“Cecità” di José Saramago

Cosa accadrebbe se, in un luogo e in un tempo imprecisati della storia del mondo, l’umanità venisse sopraffatta dal dilagare di un’epidemia di cecità? José Saramago, lo scrittore, poeta e drammaturgo portoghese insignito nel 1998 del Premio Nobel per la Letteratura, prova ad immaginarlo nel romanzo Cecità (uscito nel 1995 in Portogallo, pubblicato poi in Italia per Feltrinelli nel 2010) e compone un affresco dai toni disperatamente foschi e violenti in cui degradazione, ferocia e crudeltà travolgono le fragili impalcature della convivenza civile.

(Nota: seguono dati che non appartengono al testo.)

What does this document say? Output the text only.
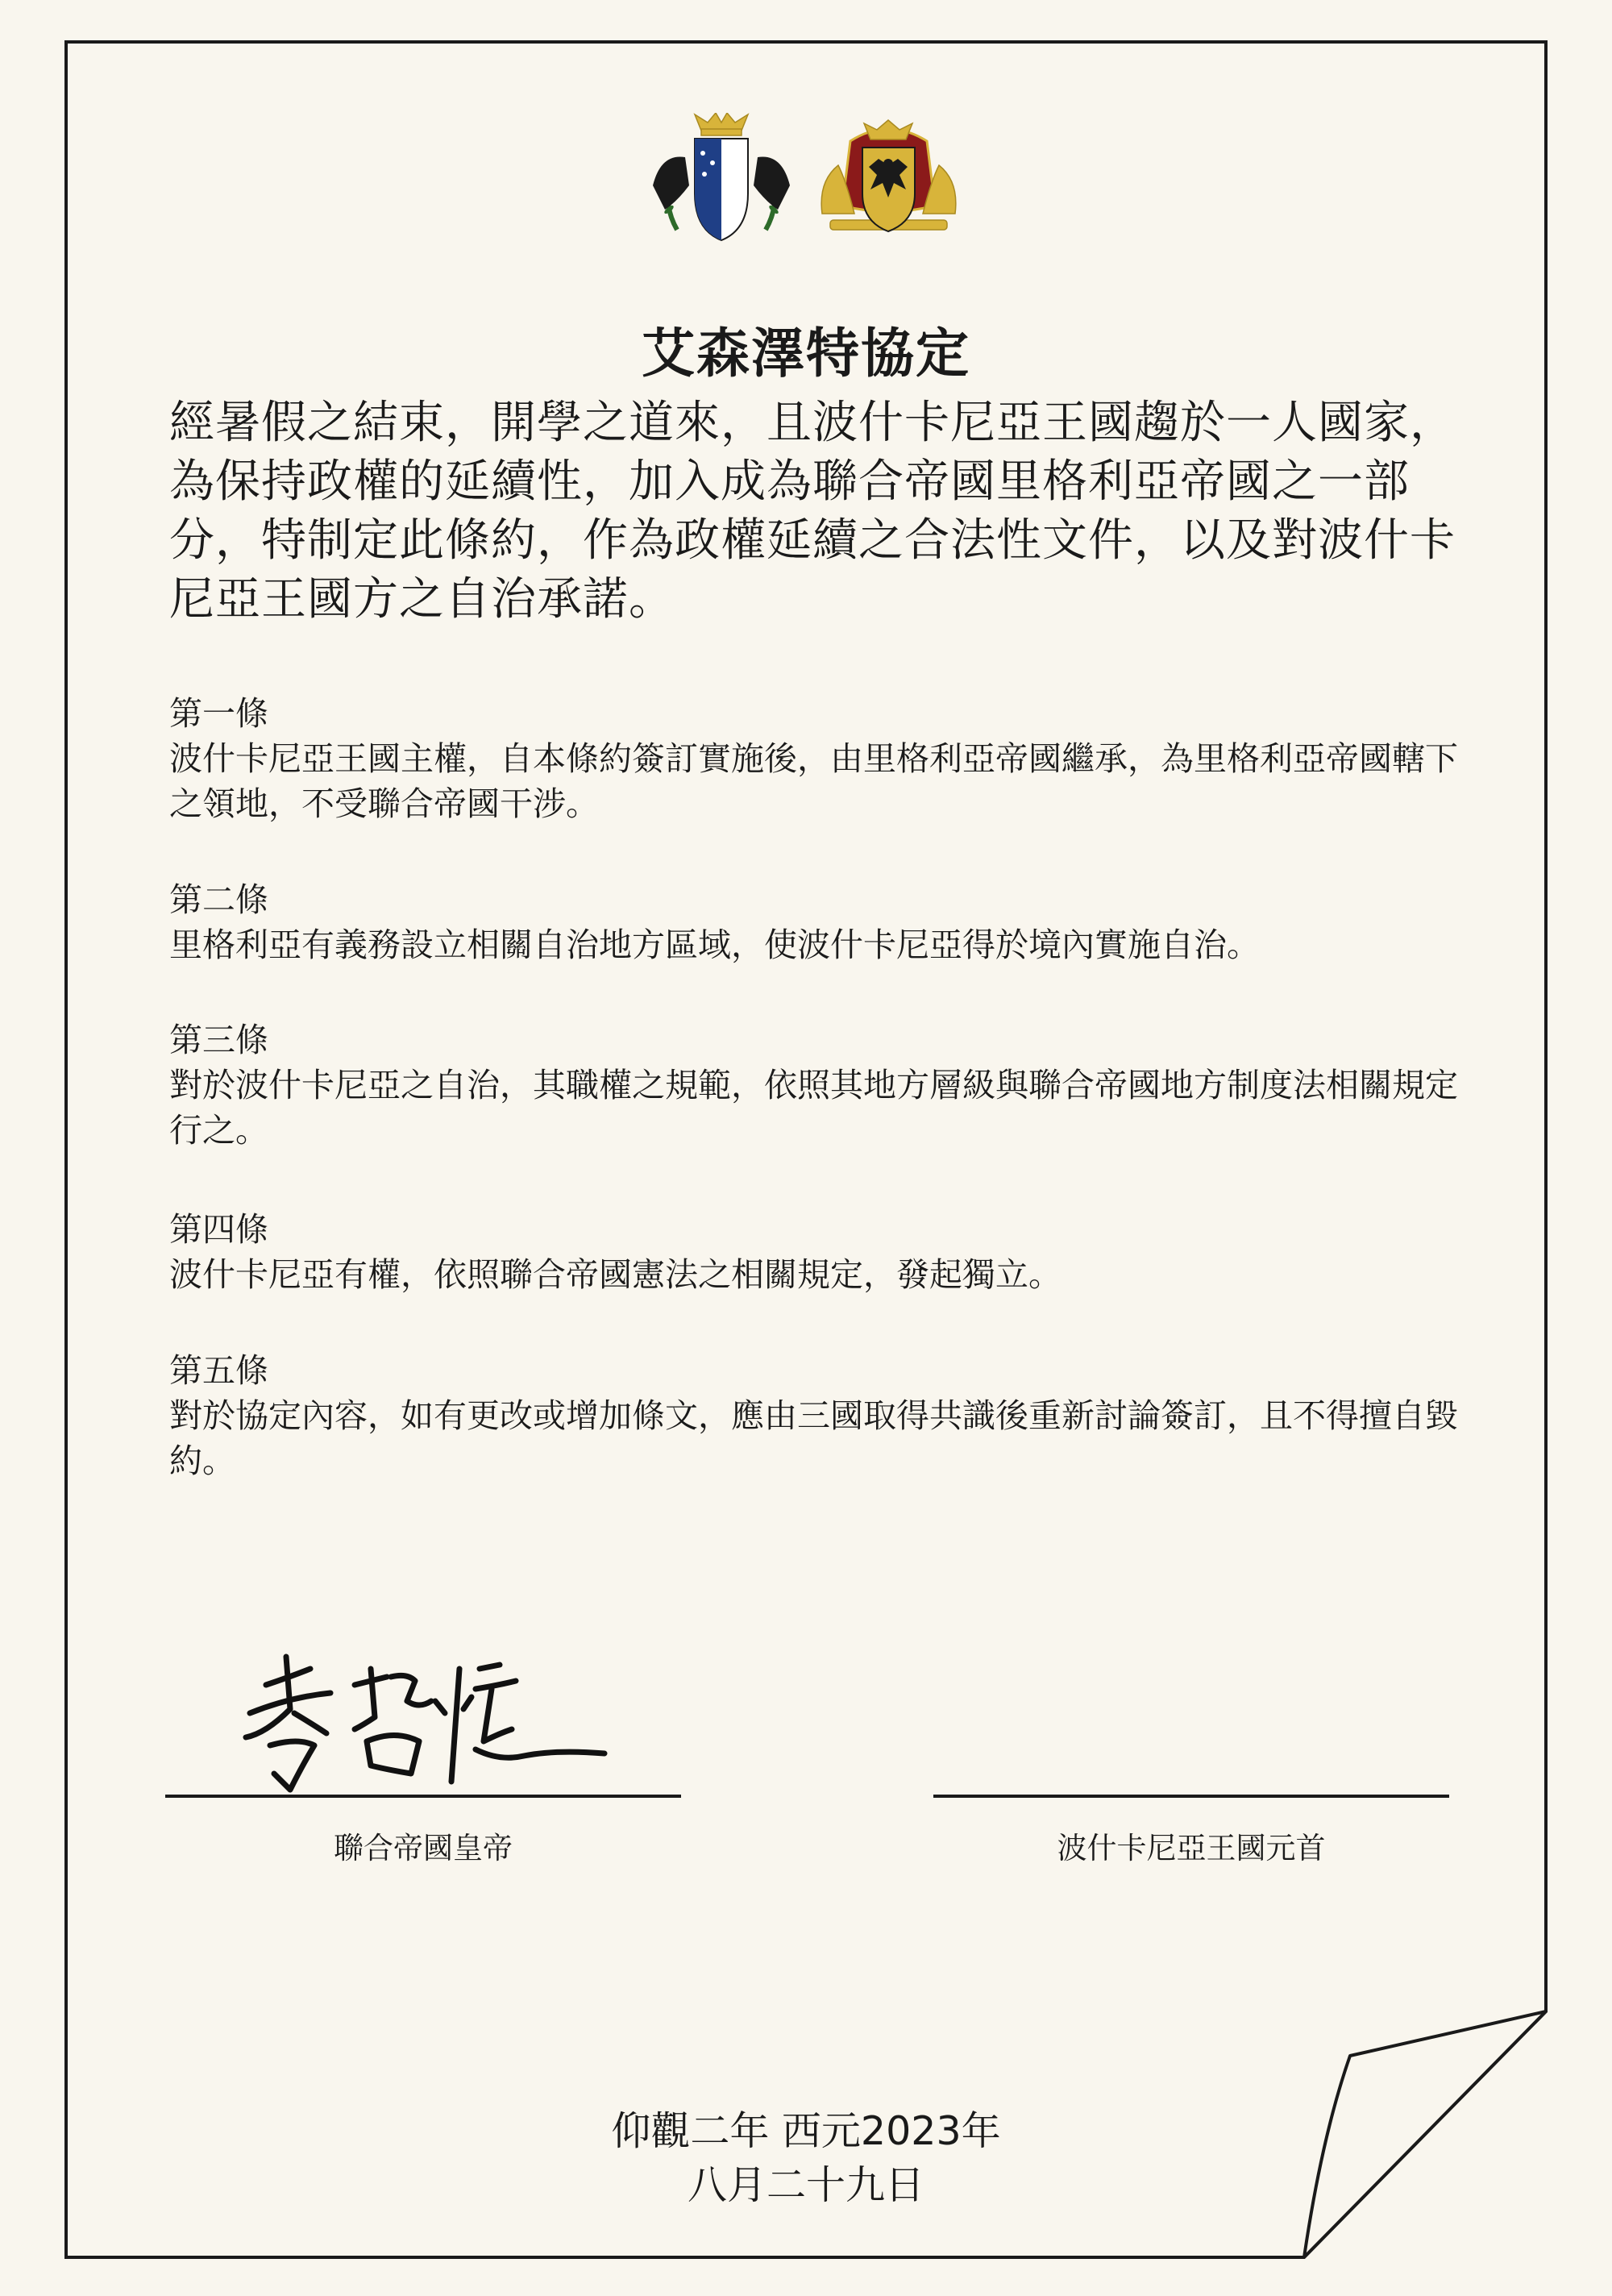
艾森澤特協定

經暑假之結束，開學之道來，且波什卡尼亞王國趨於一人國家，為保持政權的延續性，加入成為聯合帝國里格利亞帝國之一部分，特制定此條約，作為政權延續之合法性文件，以及對波什卡尼亞王國方之自治承諾。

第一條
波什卡尼亞王國主權，自本條約簽訂實施後，由里格利亞帝國繼承，為里格利亞帝國轄下之領地，不受聯合帝國干涉。
第二條
里格利亞有義務設立相關自治地方區域，使波什卡尼亞得於境內實施自治。
第三條
對於波什卡尼亞之自治，其職權之規範，依照其地方層級與聯合帝國地方制度法相關規定行之。
第四條
波什卡尼亞有權，依照聯合帝國憲法之相關規定，發起獨立。
第五條
對於協定內容，如有更改或增加條文，應由三國取得共識後重新討論簽訂，且不得擅自毀約。
聯合帝國皇帝	波什卡尼亞王國元首
仰觀二年 西元2023年
八月二十九日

Il mal bianco, il mare di latte che si para davanti allo sguardo degli uomini – cogliendoli d’improvviso nel bel mezzo delle consuetudini quotidiane, mentre si perfeziona un furto o la mente segue i tortuosi percorsi della speculazione o, ancora, al culmine dell’estasi erotica – sospende implacabilmente le vite degli anonimi individui che affollano queste pagine, gettandoli nella più cupa angoscia e nell’orrore della guerra contro i propri simili, allorché si è mossi unicamente dall’obbedienza irrazionale e primitiva alle istanze della sopravvivenza. C’è tuttavia una donna che continua a poter vedere e, il suo, sarà il destino più arduo: la moglie del dottore non vorrà rassegnarsi a vedere precipitare i suoi compagni nella bestialità più cruda (sempre «dentro di noi c’è una cosa che non ha nome, e quella cosa è ciò che siamo») e riuscirà con loro, e soprattutto con le donne del gruppo, a ricomporre un noi («siamo l’unica donna con due occhi e sei mani che esista al mondo»), a ripetere gesti antichi che hanno il sapore dell’umanità prima del collasso e ad affrontare con la vista l’abbrutimento del mondo per non perdersi, per non consentire a sé stessa di perdersi (pure quando nemmeno un potere di ordine superiore abbia più occhi per assistere al buio della ragione). Ed è da qui che si riparte nella ricerca della conoscenza: dalla consapevolezza che «non siamo diventati ciechi, secondo me lo siamo. Ciechi che, pur vedendo, non vedono» si può ricominciare a fondare l’umanità – adesso forse finalmente sensibile al prossimo e alle profonde ragioni del convivere. Un richiamo al tema edipico della cecità che non può essere trascurato: tanto simile è la tensione del figlio di Laio verso la conoscenza attraverso la paura, come pure il duplice valore della verità – morte e rinascita al tempo stesso. E a Saramago riesce di imbrigliarci nella sua trama, avvolgendo il lettore nell’intricata rete del suo periodare complesso, che insegue e dà fiato ai ciechi mentre pone domande universali sulle forme del nostro essere qui.